Schwarza wurde 1074 erstmals urkundlich erwähnt. Am 1. Juli 1950 wurde es nach Rudolstadt eingemeindet. 1939 hatte das Dorf 3233 Einwohner.

Wirtschaft und Verkehr

Der wirtschaftliche Aufschwung Schwarzas begann mit dem Anschluss an die Saalbahn (NaumburgJena–Saalfeld) im Jahr 1874. 1884 wurde noch eine Stichbahn, die Bahnstrecke Schwarza–Bad Blankenburg, eröffnet. Sie wurde im Jahr 2000 stillgelegt. Für einen weiteren Schub sorgte der Bau der Thüringischen Zellwolle AG im Jahr 1935 im Rahmen des Autarkie-Programms der Nationalsozialisten. Zu DDR-Zeiten arbeiteten bis zu 6000 Mitarbeiter im VEB Chemiefaserkombinat Schwarza, das 1993 als Thüringischen Faser AG in die Gesamtvollstreckung ging. Der daraufhin von der Landesentwicklungsgesellschaft Thüringen entwickelte Industrie- und Gewerbepark Rudolstadt-Schwarza gehört mit einer Fläche von 110 Hektar zu den größeren Industriegebieten Thüringens. In der TFG Thüringer Filamente GmbH werden dort auch weiterhin Chemiefasern hergestellt.

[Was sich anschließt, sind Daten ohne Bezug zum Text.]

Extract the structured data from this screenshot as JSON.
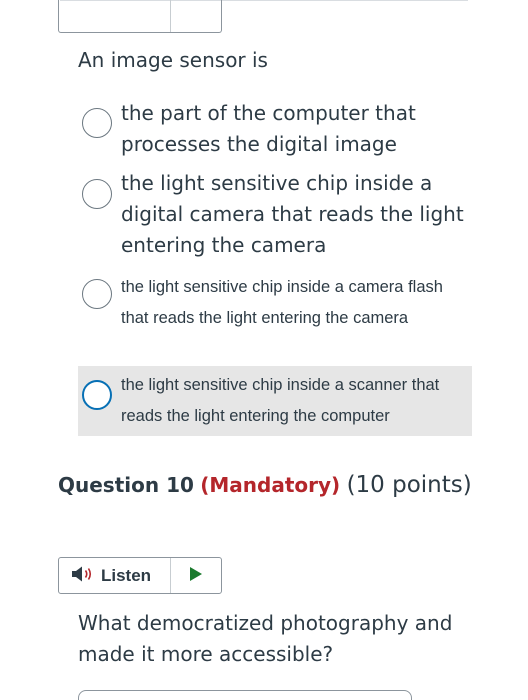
{
  "question9": {
    "prompt": "An image sensor is",
    "answers": [
      {
        "label": "the part of the computer that processes the digital image",
        "selected": false
      },
      {
        "label": "the light sensitive chip inside a digital camera that reads the light entering the camera",
        "selected": false
      },
      {
        "label": "the light sensitive chip inside a camera flash that reads the light entering the camera",
        "selected": false
      },
      {
        "label": "the light sensitive chip inside a scanner that reads the light entering the computer",
        "selected": false,
        "highlighted": true
      }
    ]
  },
  "question10": {
    "number_label": "Question 10",
    "mandatory_label": "(Mandatory)",
    "points_label": "(10 points)",
    "listen_label": "Listen",
    "prompt": "What democratized photography and made it more accessible?"
  },
  "colors": {
    "text": "#2d3b45",
    "mandatory": "#b4262b",
    "focus_ring": "#0770b5",
    "highlight_bg": "#e6e6e6",
    "play": "#1b7a2e"
  },
  "icons": {
    "speaker": "speaker-icon",
    "play": "play-icon"
  }
}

Neben den genannten Eisenbahnlinien treffen in Schwarza auch die Bundesstraße 85 (Weimar–Saalfeld) und die Bundesstraße 88 (Ilmenau–Jena) aufeinander. Erstere führt als vierstreifige Schnellstraße östlich parallel zur Saalbahn am Ortskern vorbei.

Sport

In Schwarza ist der SV 1883 Schwarza ansässig.